Another limitation is the recruitment of participants via social media. According to some authors [49,64], population samples obtained in this way tend to be biased and rarely accurately represent the general population, as social media users may have different demographic or behavioral characteristics [48]. Furthermore, they may provide inaccurate responses, resulting in poor-quality data. These issues can lead to a higher rate of error in estimates, as highlighted by some previous studies [49,64].

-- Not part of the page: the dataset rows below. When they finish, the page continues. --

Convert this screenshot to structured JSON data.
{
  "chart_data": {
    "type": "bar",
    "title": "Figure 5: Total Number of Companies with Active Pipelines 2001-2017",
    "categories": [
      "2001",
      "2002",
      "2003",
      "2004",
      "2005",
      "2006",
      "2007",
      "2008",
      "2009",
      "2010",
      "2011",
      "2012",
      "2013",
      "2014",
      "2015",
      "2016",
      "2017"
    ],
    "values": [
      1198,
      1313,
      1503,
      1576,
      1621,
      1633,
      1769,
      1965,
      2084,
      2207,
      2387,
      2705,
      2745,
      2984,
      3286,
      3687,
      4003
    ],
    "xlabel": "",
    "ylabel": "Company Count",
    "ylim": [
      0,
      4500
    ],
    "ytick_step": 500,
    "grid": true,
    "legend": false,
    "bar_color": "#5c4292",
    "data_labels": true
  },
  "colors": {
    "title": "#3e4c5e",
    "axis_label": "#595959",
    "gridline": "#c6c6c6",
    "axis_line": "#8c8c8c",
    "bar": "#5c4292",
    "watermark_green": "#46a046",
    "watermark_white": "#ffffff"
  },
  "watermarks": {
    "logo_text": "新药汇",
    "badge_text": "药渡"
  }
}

Not all authors agree on these critical issues, preferring these methods to established ones [50]. Certainly, web-based survey methods are advantageous in terms of the response speed, costs, and response rate, proving highly efficient and effective for conducting preliminary studies such as the one we conducted.

5. Conclusions

Overall, given its internal consistency, the questionnaire demonstrates a good ability to measure the level of knowledge about indoor air quality.

However, considering that the IRT highlighted the difficulty of some questions, and that these questions primarily required a certain background in scientific subjects, these questions may be unsuitable for measuring IAQ knowledge among the general population. In a certain sense, this aspect could lead to a different formulation of the question, focusing it more on practical aspects [16]. At the same time, given the health importance of IAQ, identifying these knowledge gaps while leaving the questions unchanged could help design more targeted and effective information campaigns.

In conclusion, we believe that the developed measurement scale represents a good starting point that could be further improved in future studies, including the introduction of questions designed to understand factors related to respondents’ varying levels of knowledge about indoor air quality.